We all know exercise is good for us — that is, unless we overdo it and end up with a sprained ankle, pulled muscle or other injury. Warming up is the best way to get your body ready for exercise. Understanding how and when to warm up can help you get the most out of your workout while minimizing injuries.
Warmups Aren’t Just for Muscles
Warming up before exercise is about much more than just loosening tight muscles. It actually revs up your cardiovascular system, gradually getting it ready to work harder. It does this by:
Dilating your blood vessels, which allows more blood to flow throughout your body and ensures your muscles have the oxygen they need to perform
Raising your body temperature for optimal muscle flexibility and breathing efficiency
Slowly increasing your pulse, which minimizes stress on your heart and lungs
If you start exercising at full intensity without a warmup period, your heart and lungs are suddenly forced to work very hard. This can put unnecessary stress on your cardiovascular and respiratory systems. By slowly and steadily increasing your heart’s output of oxygen-rich blood to your lungs and muscles, you’re safely giving your body the fuel it needs for exertion while lowering the possibility of injury.
Injury is More Likely Without Warming Up
Many injuries that occur when exercising without warming up happen in the muscles.
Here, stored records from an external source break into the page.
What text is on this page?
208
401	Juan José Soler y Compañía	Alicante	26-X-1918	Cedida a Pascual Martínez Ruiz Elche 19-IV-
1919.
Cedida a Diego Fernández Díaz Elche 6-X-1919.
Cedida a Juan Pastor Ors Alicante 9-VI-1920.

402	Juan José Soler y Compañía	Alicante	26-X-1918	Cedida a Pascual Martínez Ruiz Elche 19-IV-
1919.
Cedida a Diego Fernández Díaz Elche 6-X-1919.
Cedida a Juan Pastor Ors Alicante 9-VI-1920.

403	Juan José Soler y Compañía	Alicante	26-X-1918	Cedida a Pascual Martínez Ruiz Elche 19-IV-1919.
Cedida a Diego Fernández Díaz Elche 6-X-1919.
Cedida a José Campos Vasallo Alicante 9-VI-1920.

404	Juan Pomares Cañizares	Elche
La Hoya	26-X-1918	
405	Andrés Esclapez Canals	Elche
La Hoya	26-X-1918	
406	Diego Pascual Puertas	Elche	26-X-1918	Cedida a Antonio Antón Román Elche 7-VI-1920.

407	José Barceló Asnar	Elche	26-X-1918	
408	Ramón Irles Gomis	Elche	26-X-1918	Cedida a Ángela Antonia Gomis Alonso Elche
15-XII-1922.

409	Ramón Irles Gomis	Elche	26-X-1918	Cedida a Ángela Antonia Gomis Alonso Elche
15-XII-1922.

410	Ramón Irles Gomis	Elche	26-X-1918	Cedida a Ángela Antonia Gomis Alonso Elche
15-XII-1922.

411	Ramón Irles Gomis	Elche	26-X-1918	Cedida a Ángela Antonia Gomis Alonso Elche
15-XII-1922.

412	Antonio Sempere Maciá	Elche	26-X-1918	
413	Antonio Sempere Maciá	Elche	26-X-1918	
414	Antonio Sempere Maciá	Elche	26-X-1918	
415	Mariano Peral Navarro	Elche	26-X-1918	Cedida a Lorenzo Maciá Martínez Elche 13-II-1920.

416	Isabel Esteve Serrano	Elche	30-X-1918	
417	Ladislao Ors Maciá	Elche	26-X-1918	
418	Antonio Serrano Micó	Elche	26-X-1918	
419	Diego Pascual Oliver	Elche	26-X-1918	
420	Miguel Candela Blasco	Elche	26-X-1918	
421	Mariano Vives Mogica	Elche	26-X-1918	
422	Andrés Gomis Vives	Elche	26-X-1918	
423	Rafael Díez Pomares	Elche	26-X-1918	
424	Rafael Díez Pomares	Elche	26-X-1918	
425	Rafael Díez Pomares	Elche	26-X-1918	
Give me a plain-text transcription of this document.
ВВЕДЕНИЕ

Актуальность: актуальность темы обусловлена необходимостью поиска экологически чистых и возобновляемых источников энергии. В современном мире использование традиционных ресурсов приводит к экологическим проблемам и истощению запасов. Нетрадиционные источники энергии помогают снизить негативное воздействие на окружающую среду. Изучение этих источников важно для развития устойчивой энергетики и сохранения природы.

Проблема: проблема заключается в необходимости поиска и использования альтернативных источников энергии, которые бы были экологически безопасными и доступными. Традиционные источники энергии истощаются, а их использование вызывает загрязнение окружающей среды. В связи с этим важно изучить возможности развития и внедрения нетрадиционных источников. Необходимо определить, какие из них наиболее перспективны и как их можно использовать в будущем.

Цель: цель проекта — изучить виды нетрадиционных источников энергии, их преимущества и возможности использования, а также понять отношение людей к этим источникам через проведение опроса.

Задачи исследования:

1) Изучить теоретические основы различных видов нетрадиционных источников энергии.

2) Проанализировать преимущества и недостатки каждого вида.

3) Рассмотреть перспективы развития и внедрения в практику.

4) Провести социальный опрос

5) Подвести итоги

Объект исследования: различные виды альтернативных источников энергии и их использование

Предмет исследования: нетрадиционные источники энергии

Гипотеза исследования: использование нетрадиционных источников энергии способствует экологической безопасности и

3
When you start your workout without raising your body temperature and heart rate first, you’re more likely to experience muscle strain — especially in your hamstrings, calves and quads.
If your muscles haven’t warmed up or received the blood they need to perform well, they might not be as flexible or strong as they should be. Warmups help us perform better when we’re ready for activity and exercise.
Warming up also helps loosen and lubricate your joints, so you may be less likely to feel stiff and achy after working out. This is particularly true for people with arthritis or other chronic joint problems.
Tried and True Warmup Exercises
To avoid muscle strain and other injuries, focus on warming up large muscle groups (such as your hamstrings, quadriceps and glutes) as well as smaller leg muscles, such as your calves. If you’re getting ready for an upper body workout like rowing, you’ll also want to warm up your arms, biceps, shoulders and upper back.
While the best way to warm up depends on the type of exercise you’re preparing to do, here are ways to get your blood pumping and mobilize your muscles:
● Gentle jogging (outdoors, on a treadmill or in place)
● Dynamic stretching, which is a movement-based type of warmup that includes arm circles, walking lunges and upper body twists
No matter which type of warmup you choose, aim for 15 to 20 minutes of gradually increasing intensity. And if you have questions or concerns about how to warm up and work out safely, don’t hesitate to check with your healthcare provider.